Amor Proprio e l’arte di aggiustarsi: intervista a Frah Quintale

Con Amor Proprio, Frah Quintale apre un nuovo capitolo di maturità artistica e personale. Un viaggio nella solitudine, guidato dalla scrittura e dal bisogno di rimettere insieme i pezzi, riscoprendo l’arte di aggiustarsi.

Amor Proprio e l’arte di aggiustarsi: intervista a Frah Quintale

Frah Quintale torna con Amor Proprio, un disco che segna una nuova fase di consapevolezza artistica e personale. La copertina, dipinta da lui stesso, raffigura una cassetta degli attrezzi: una metafora perfetta di un lavoro interiore protratto nel tempo e fatto di disordine organizzato.

Con una scrittura più essenziale e un sound più suonato, Amor Proprio racconta la maturità di un artista che ha imparato a fermarsi e guardarsi dentro per compiere il passo successivo. Un disco simbolico che nel 2026 Frah porterà anche live nel suo primo tour nei palazzetti italiani.

Foto di Frah Quintale per l'inizio del suo tour nei palazzetti

Ne ho parlato con lui, tra arte, introspezione e collaborazioni per capire cosa significa davvero, oggi, avere Amor Proprio.
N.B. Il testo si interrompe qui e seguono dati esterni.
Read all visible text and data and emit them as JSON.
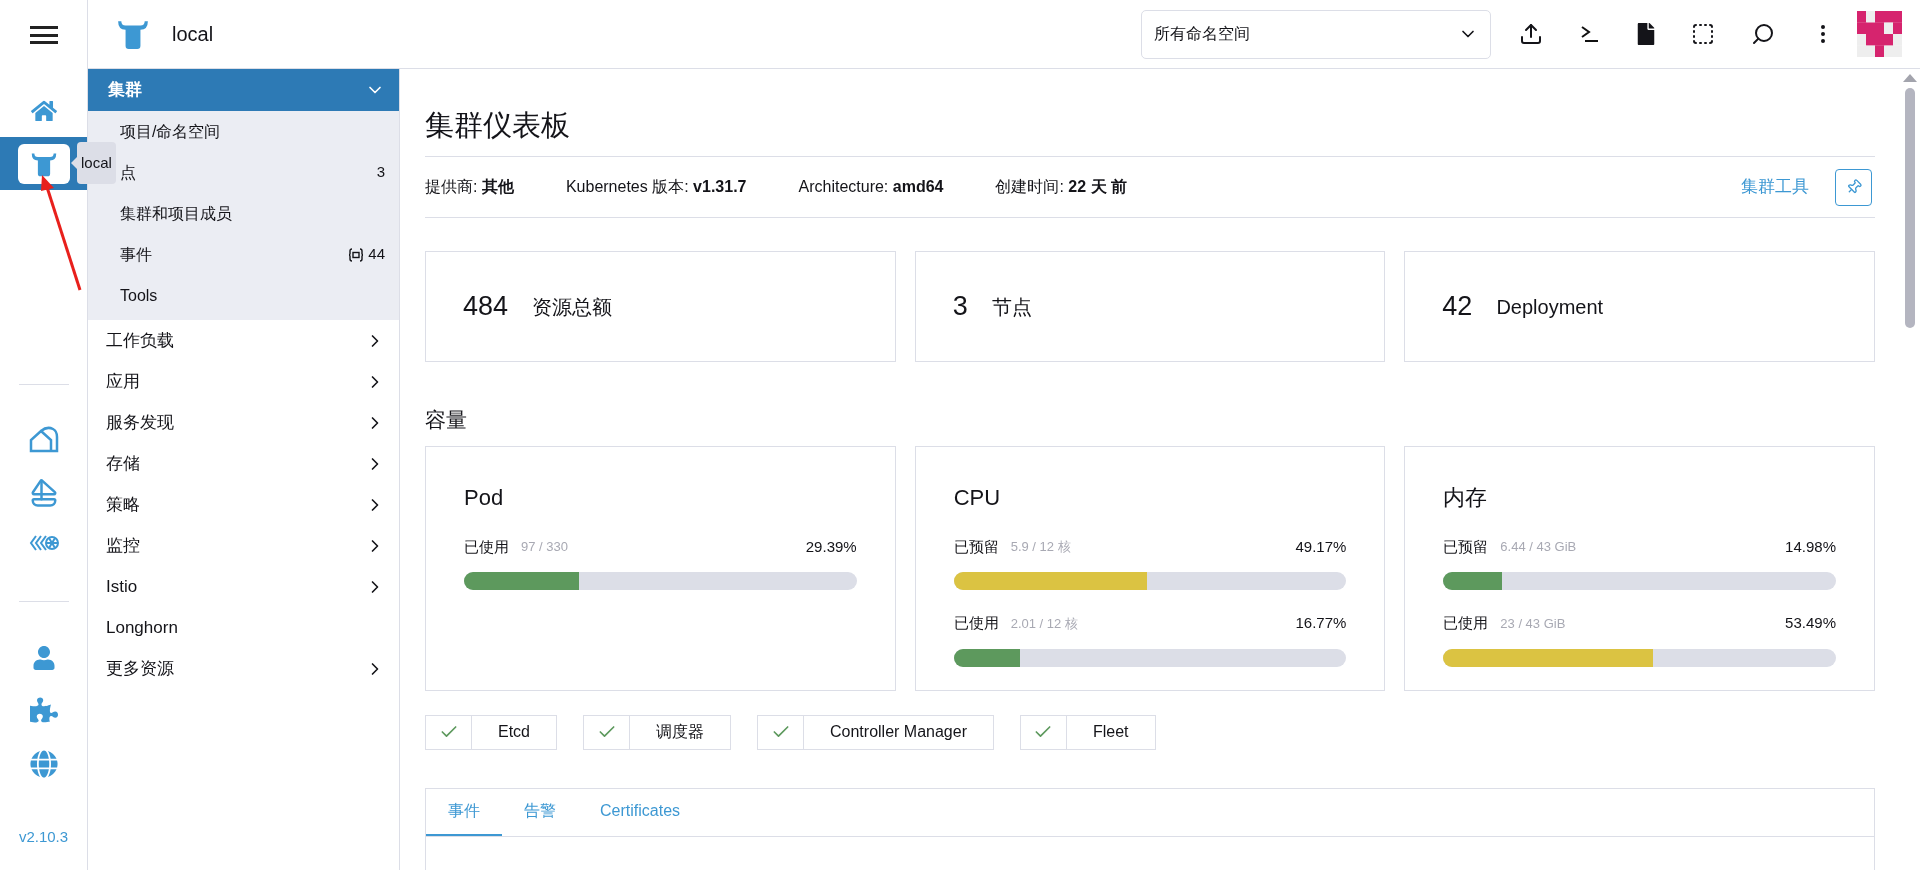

Prima di cominciare: Frah Quintale, biografia e discografia

Partiamo dai fondamentali: come stai e come stai vivendo l’uscita di questo album?

Sto bene, ho un po’ di ansietta, ma è normale. È un disco importante, quindi porta con sé un po’ di pressione, com’è giusto che sia. Però sono contento, non vedo l’ora che esca e di togliermi finalmente questo “sassolino dalla scarpa”.

Quando hai capito che Amor Proprio potesse essere il titolo giusto per questo disco?

Il titolo è arrivato prima del disco. Era un concetto che mi era uscito parlando con amici ed è stato come un flash. Mi è sembrato subito che fosse la chiave per il periodo che stavo vivendo, in cui sentivo il bisogno di lavorare su me stesso e di riaggiustare alcune cose.

Di solito il titolo è l’ultima delle cose che scelgo, invece questa volta è stata la prima cosa che ho avuto subito in mente. In generale, da lì in poi tutto l’album si è sviluppato in modo molto naturale: i brani si sono incastrati strada facendo, dal titolo, alla copertina, fino alle singole tracce.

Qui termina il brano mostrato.